Midterm momentum in the Senate swings to GOP

CNN's Harry Enten gives The Forecast on the outcome of the 2018 Congressional midterm elections.

Posted: Oct 13, 2018 12:54 PM
Updated: Oct 13, 2018 1:08 PM

On Friday, CNN launched "The Forecast" -- Harry Enten's predictive model of what the heck is going to happen in the 2018 election.

I reached out to Harry, a FOTP ("Friend of The Point") to chat more about the model, how we should use it and what it tells us about November.

Our conversation, conducted via email and lightly edited for flow, is below.

Cillizza: Explain what "The Forecast" aims to do. And how it's different than race ratings that CNN does?

Enten: "The Forecast" aims at giving us the best understanding of where the results will end up. That's very different from the race ratings that CNN normally does, which aim to explain the current environment. Now, obviously knowing the current environment is key to knowing the future. Yet, there are a few key differences. We look at a slew of other variables that help us jump from an understanding of the current environment to understanding the Election Day political environment. Stuff like district polls, the generic congressional ballot, fundraising by the different candidates, etc. We know, for example, that race ratings sometimes lag behind the national environment. In years in which Democrats have done well, the race ratings tend to understate the Democratic side.

Two other things "The Forecast" aims to do that are different: We're providing a margin of error on our estimate based on how well it did in the past. (More on that below.) We're also summing up the individual estimates to provide an overall estimate. Now that comes with a margin of error, but we're putting our money where our mouth is.

Cillizza: What are the factors that you are plugging into "The Forecast"? Are any weighted to matter more?

Enten: Well, we mentioned a few of them above, but let's see if we can get a little more in-depth.

On the Senate, it's really the state polling. That gets the most weight by far. Our dataset dates back to 1992. We also control for money raised, the generic ballot, the past voting in the state and the political experience of the candidates.

In the House, we basically have two models. One takes into account the race ratings and the fundamentals. We're taking into account those ratings from four outlets (CNN, Cook Political Report, Inside Elections and Larry Sabato's Crystal Ball). Fundamentals include money raised by the candidates, whether or not the incumbent is running, the previous House vote in the district, how it voted in other elections (state House, state Senate, etc.), whether or not the incumbent running is a freshman. Unlike the Senate, the polls do not get more weight than the other variables.

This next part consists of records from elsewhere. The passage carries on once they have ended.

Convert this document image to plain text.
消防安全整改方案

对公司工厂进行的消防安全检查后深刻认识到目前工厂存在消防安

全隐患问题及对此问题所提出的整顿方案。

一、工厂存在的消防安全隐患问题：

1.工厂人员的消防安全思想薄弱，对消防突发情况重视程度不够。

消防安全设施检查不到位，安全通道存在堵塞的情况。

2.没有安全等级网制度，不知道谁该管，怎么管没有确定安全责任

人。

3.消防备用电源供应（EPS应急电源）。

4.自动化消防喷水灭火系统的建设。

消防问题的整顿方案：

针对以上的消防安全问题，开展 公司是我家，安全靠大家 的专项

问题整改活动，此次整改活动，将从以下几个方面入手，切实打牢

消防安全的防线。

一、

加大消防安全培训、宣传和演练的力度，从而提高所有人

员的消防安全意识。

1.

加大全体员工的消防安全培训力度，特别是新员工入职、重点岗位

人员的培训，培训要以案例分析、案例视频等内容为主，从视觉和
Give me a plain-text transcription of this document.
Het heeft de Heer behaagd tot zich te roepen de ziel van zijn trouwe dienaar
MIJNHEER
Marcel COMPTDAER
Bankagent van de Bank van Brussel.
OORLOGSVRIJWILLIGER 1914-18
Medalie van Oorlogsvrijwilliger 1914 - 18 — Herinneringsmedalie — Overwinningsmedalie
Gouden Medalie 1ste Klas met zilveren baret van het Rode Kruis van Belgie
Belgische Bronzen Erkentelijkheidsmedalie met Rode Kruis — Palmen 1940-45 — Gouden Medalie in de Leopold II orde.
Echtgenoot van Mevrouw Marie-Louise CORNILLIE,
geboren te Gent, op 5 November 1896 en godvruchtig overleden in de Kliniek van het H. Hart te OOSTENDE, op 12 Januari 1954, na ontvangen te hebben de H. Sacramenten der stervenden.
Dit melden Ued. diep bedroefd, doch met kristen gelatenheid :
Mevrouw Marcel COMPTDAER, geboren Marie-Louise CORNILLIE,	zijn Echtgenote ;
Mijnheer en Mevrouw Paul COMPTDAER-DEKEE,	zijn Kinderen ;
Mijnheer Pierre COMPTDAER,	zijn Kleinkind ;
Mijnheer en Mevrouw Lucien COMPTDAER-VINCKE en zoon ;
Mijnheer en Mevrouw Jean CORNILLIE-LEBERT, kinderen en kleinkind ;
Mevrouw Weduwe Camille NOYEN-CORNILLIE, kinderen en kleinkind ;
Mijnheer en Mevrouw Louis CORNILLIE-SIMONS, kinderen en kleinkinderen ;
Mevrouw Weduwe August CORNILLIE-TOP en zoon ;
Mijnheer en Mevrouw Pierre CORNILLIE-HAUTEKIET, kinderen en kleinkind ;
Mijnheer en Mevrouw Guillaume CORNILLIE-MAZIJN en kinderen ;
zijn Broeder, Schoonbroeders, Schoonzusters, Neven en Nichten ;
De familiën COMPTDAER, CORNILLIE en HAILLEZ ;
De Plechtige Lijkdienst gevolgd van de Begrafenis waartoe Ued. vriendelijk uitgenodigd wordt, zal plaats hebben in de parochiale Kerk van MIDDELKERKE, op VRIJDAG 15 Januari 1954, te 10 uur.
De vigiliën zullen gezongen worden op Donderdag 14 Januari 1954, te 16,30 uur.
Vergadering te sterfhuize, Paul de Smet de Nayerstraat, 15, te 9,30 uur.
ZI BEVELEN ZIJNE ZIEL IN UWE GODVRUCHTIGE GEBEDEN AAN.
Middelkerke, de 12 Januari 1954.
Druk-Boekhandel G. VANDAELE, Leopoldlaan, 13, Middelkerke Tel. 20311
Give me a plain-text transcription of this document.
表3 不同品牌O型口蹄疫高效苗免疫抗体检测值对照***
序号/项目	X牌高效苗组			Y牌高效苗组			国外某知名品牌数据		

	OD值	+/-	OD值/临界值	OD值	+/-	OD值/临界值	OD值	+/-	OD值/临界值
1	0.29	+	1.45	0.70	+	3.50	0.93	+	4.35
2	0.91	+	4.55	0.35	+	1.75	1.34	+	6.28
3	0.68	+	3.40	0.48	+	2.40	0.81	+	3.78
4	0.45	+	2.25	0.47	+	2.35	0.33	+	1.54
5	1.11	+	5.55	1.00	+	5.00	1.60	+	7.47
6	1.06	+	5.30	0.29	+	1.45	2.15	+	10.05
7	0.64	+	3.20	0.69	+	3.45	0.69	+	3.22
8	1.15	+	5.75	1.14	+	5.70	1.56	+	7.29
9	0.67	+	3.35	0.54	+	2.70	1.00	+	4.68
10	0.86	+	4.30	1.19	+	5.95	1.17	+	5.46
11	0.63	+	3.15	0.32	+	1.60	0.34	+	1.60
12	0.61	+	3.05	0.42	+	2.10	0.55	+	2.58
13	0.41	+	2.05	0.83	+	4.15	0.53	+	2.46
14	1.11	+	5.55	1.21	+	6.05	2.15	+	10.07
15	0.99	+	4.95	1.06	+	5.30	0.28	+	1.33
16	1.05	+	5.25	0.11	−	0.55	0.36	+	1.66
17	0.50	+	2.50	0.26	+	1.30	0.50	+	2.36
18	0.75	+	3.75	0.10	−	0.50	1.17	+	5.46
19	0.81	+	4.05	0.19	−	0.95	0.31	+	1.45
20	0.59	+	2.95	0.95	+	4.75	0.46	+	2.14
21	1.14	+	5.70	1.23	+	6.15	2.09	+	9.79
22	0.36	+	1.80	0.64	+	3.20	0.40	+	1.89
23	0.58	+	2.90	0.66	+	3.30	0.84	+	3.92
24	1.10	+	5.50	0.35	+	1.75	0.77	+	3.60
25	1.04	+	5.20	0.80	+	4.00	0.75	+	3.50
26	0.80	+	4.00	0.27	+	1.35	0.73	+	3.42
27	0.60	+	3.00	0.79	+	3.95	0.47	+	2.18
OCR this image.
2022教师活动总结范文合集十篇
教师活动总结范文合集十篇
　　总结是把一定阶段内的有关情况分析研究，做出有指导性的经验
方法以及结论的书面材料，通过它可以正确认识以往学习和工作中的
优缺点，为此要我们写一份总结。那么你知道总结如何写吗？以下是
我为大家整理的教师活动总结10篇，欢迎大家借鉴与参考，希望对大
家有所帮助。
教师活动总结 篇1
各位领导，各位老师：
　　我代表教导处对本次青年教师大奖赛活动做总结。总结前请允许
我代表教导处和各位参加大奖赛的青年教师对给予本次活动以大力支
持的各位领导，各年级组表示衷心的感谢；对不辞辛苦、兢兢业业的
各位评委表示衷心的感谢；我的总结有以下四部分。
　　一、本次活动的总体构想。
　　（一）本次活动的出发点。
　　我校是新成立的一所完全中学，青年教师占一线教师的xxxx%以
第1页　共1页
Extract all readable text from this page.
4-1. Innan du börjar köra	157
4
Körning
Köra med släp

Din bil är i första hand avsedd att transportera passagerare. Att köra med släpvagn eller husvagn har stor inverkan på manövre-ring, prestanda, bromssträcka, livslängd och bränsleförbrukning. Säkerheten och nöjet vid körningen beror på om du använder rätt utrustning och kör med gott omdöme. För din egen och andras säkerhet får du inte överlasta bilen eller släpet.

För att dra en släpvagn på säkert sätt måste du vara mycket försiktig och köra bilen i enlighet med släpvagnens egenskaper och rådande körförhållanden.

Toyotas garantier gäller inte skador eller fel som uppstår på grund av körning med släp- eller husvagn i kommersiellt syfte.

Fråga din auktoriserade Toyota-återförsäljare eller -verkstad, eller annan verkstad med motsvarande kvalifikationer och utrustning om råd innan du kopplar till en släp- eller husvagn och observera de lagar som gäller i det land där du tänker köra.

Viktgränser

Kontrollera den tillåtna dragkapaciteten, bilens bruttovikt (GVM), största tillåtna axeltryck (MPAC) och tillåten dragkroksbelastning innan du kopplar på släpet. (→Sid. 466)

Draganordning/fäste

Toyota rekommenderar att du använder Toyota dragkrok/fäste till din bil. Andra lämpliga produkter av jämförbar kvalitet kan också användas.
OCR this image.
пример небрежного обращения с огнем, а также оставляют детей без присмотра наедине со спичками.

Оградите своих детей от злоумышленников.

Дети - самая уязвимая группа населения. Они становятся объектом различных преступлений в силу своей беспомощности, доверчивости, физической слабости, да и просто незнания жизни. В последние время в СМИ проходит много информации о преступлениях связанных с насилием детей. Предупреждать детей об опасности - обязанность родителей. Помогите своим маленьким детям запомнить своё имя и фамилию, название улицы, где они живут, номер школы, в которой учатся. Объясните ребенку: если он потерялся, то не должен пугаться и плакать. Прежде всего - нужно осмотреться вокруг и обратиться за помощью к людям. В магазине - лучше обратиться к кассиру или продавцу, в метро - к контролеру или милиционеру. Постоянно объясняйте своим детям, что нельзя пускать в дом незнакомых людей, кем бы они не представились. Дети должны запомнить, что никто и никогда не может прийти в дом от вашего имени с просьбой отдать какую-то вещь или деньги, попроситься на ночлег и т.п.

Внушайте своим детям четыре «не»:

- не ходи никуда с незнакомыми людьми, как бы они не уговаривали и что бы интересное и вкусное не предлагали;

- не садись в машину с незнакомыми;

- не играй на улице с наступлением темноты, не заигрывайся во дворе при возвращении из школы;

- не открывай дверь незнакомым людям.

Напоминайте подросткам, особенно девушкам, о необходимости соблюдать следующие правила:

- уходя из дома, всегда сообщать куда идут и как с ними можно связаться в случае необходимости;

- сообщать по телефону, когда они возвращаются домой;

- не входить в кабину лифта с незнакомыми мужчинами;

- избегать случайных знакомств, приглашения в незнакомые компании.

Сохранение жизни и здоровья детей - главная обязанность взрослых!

Cillizza: The House model says that there is an outside chance Democrats gain 89 seats. And a similar chance that Republicans pick up 25. Explain this -- since it seems very weird.

Enten: So I think this is a misunderstanding, and I'm glad you brought it up. We're talking about the final margin between the parties. So a 25-seat majority is 230 for the GOP and 205 for the Democrats. An 89-seat majority is 262 for the Democrats to 173.

Now those may seem wide, but there are a lot of ways the forecast can go wrong. If the national polls are way off, then you have error. Maybe it's districts with an incumbent where the forecast is off.

A good forecast isn't just about nailing the result. It's about understanding where the forecast can go wrong. Perhaps people want something more specific, but I'd rather be honest about how confident we actually feel.

Cillizza: Your Senate model predicts a three-seat GOP gain. That's a little bit counter conventional wisdom to the idea that Democrats have an outside chance at winning the majority. Why?

Enten: Again, I think we were a little unclear. We're thinking Republicans end up with 52 seats to Democrats' 48. It's all about margins. That's better for Republicans than the 51 GOP to 49 Democratic seats right now.

Republicans are benefiting from a few factors. There are just so many Democrats running in red states. Specifically, Heidi Heitkamp in North Dakota is forecast to lose (though that race is in the margin of error).

Democrats are leading in a number of close races like Arizona, Florida and Missouri. They may win all of those, but on average they won't.

I'll point out that Democrats still have a shot. They could pick up four seats and end up with 53 in the best case for them. It's just not likely.

Cillizza: Finish this sentence: "The best way to use 'The Forecast' is _____________." Now, explain.

Enten: " ... as a guide for understanding what will happen in November."

I think we'll get a number of results wrong, especially in the House. We may end up getting 20 seats wrong (out of 435). The hope is that even if we end up getting a number wrong, the errors will cancel out.

Finally, I hope people realize that people will realize the true extent and precision we can get. When you hear pundits on TV say "X is going to be the result," I hope people now know what is the actual margin of error around that estimate.

It's wider than I think people think it is.